Friday, September 30, 2011

Nobel Season: Meet the Ig Nobels


I liked the coverage in The Guardian and The Chronicle. Here's the full list at the Improbable Research website.

The Chronicle focuses on the Literature Prize, because the Prize-winning article appeared in its pages back in 1996: How to Procrastinate, and Still Get Things Done. It was by John R. Perry, an emeritus professor of philosophy at Stanford, who "deemed the tardiness of his award "quite appropriate" given the nature of his essay." [Perry has expanded on this theme in several follow-up essays -- all available at at Structured Procrastination.]

Here's the Guardian, leading off with the research on wasabi:

How do you wake a deaf person in the middle of the night if there's a fire? Squirt a cloud of wasabi at them, of course. For the Japanese researchers who came up with the horseradish-based alarm system, it was a lifesaving piece of work, but on Thursday night they entered the history books with the award of the Ig Nobel prize for chemistry.

The Japanese scientists and engineers who came up with the 50,000-yen (£400) wasabi alarm tried hundreds of odours, including rotten eggs, before settling on the Japanese condiment – a favourite of sushi lovers.

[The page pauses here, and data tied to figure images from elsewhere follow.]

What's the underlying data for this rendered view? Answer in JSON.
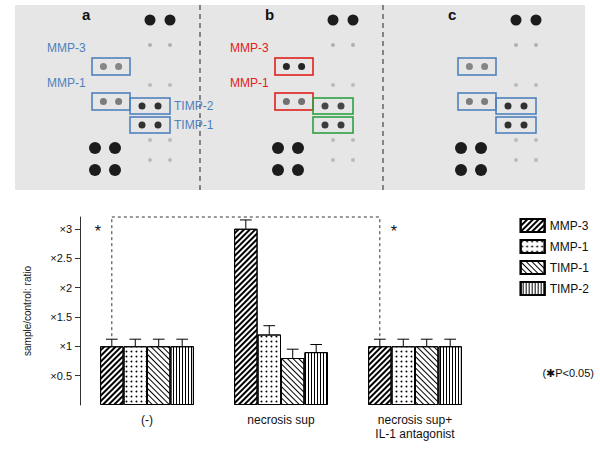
{
  "blots": {
    "panels": [
      {
        "label": "a",
        "boxes": [
          {
            "protein": "MMP-3",
            "color": "#4f81bd",
            "labelled": true
          },
          {
            "protein": "MMP-1",
            "color": "#4f81bd",
            "labelled": true
          },
          {
            "protein": "TIMP-2",
            "color": "#4f81bd",
            "labelled": true
          },
          {
            "protein": "TIMP-1",
            "color": "#4f81bd",
            "labelled": true
          }
        ]
      },
      {
        "label": "b",
        "boxes": [
          {
            "protein": "MMP-3",
            "color": "#e0201b",
            "labelled": true
          },
          {
            "protein": "MMP-1",
            "color": "#e0201b",
            "labelled": true
          },
          {
            "protein": "TIMP-2",
            "color": "#2ea043",
            "labelled": false
          },
          {
            "protein": "TIMP-1",
            "color": "#2ea043",
            "labelled": false
          }
        ]
      },
      {
        "label": "c",
        "boxes": [
          {
            "protein": "MMP-3",
            "color": "#4f81bd",
            "labelled": false
          },
          {
            "protein": "MMP-1",
            "color": "#4f81bd",
            "labelled": false
          },
          {
            "protein": "TIMP-2",
            "color": "#4f81bd",
            "labelled": false
          },
          {
            "protein": "TIMP-1",
            "color": "#4f81bd",
            "labelled": false
          }
        ]
      }
    ]
  },
  "chart_data": {
    "type": "bar",
    "y_label": "sample/control: ratio",
    "categories": [
      "(-)",
      "necrosis sup",
      "necrosis sup+\nIL-1 antagonist"
    ],
    "series": [
      {
        "name": "MMP-3",
        "color": "#000000",
        "values": [
          1,
          3.0,
          1
        ],
        "errors": [
          0.12,
          0.15,
          0.12
        ]
      },
      {
        "name": "MMP-1",
        "color": "#000000",
        "values": [
          1,
          1.2,
          1
        ],
        "errors": [
          0.12,
          0.15,
          0.12
        ]
      },
      {
        "name": "TIMP-1",
        "color": "#000000",
        "values": [
          1,
          0.8,
          1
        ],
        "errors": [
          0.12,
          0.15,
          0.12
        ]
      },
      {
        "name": "TIMP-2",
        "color": "#000000",
        "values": [
          1,
          0.9,
          1
        ],
        "errors": [
          0.12,
          0.13,
          0.12
        ]
      }
    ],
    "ylim": [
      0,
      3.2
    ],
    "yticks": [
      {
        "value": 0.5,
        "label": "×0.5"
      },
      {
        "value": 1,
        "label": "×1"
      },
      {
        "value": 1.5,
        "label": "×1.5"
      },
      {
        "value": 2,
        "label": "×2"
      },
      {
        "value": 2.5,
        "label": "×2.5"
      },
      {
        "value": 3,
        "label": "×3"
      }
    ],
    "grid": false,
    "legend": "top-right",
    "significance": {
      "text": "*",
      "series": "MMP-3",
      "categories": [
        "(-)",
        "necrosis sup+\nIL-1 antagonist"
      ]
    },
    "annotations": [
      "(✱P<0.05)"
    ]
  }
}
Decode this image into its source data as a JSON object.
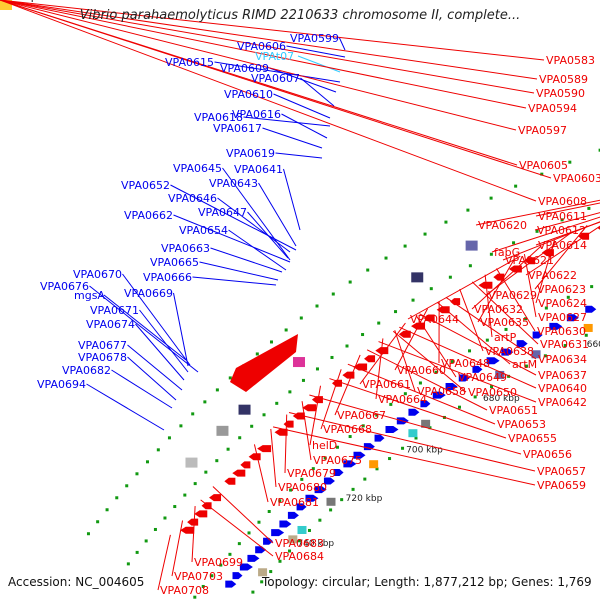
{
  "title": "Vibrio parahaemolyticus RIMD 2210633 chromosome II, complete...",
  "footer": {
    "accession_label": "Accession:",
    "accession": "NC_004605",
    "topology_label": "Topology:",
    "topology": "circular",
    "length_label": "Length:",
    "length": "1,877,212 bp",
    "genes_label": "Genes:",
    "genes": "1,769"
  },
  "colors": {
    "forward_strand": "#0000ee",
    "reverse_strand": "#ee0000",
    "rna": "#33ccff",
    "backbone": "#888888",
    "tick": "#119911"
  },
  "kbp_marks": [
    "600 kbp",
    "620 kbp",
    "640 kbp",
    "660 kbp",
    "680 kbp",
    "700 kbp",
    "720 kbp",
    "740 kbp"
  ],
  "forward_labels": [
    "VPA0599",
    "VPA0606",
    "VPAt07",
    "VPA0615",
    "VPA0609",
    "VPA0607",
    "VPA0610",
    "VPA0618",
    "VPA0616",
    "VPA0617",
    "VPA0619",
    "VPA0645",
    "VPA0641",
    "VPA0652",
    "VPA0643",
    "VPA0646",
    "VPA0662",
    "VPA0647",
    "VPA0654",
    "VPA0663",
    "VPA0665",
    "VPA0666",
    "VPA0676",
    "VPA0670",
    "mgsA",
    "VPA0669",
    "VPA0671",
    "VPA0674",
    "VPA0677",
    "VPA0678",
    "VPA0682",
    "VPA0694"
  ],
  "reverse_labels": [
    "VPA0583",
    "VPA0589",
    "VPA0590",
    "VPA0594",
    "VPA0597",
    "VPA0605",
    "VPA0603",
    "VPA0608",
    "VPA0611",
    "VPA0612",
    "VPA0620",
    "VPA0614",
    "VPA0621",
    "fabG",
    "VPA0622",
    "VPA0623",
    "VPA0629",
    "VPA0624",
    "VPA0632",
    "VPA0627",
    "VPA0644",
    "VPA0635",
    "VPA0630",
    "artP",
    "VPA0631",
    "VPA0638",
    "VPA0634",
    "artM",
    "VPA0648",
    "VPA0637",
    "VPA0660",
    "VPA0649",
    "VPA0640",
    "VPA0661",
    "VPA0658",
    "VPA0650",
    "VPA0642",
    "VPA0664",
    "VPA0651",
    "VPA0667",
    "VPA0653",
    "VPA0668",
    "VPA0655",
    "VPA0656",
    "helD",
    "VPA0675",
    "VPA0657",
    "VPA0679",
    "VPA0659",
    "VPA0680",
    "VPA0681",
    "VPA0683",
    "VPA0684",
    "VPA0699",
    "VPA0703",
    "VPA0708"
  ]
}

Its active ingredient, allyl isothiocyanate, acts as an irritant in the nose that works even when someone is asleep. "That's why [people] can wake up after inhalation of air-diluted wasabi," said Makoto Imai of the department of psychiatry at Shiga University of Medical Science, one of the team that won this year's Ig Nobel for chemistry.

1 Comments:

  1. MP said...

    I would've enjoyed Perry's "Personal Identity" a lot more if I knew about this essay before!

    To those interested, it contains Derek Parfit's famous essay on the topic, which anticipates some of the recent cognitive neuroscience work on out-of-body experiences and the Alice illusion.

    http://mind.ucsd.edu/syllabi/03-04/phil1-spring/readings/parfit.pdf

    http://www.sciencemag.org/content/317/5841/1048.abstract

    http://www.cell.com/trends/cognitive-sciences/abstract/S1364-6613%2808%2900250-7

    I personally think Indian science, particularly neuroscience, suffers from the lack of imaginative AND rigorous philosophy (most philosophy, everywhere, fits only one of these criteria, usually the latter). It would be nice to have at least one good philosophy department, in one of the better institutes like TIFR or NCBS.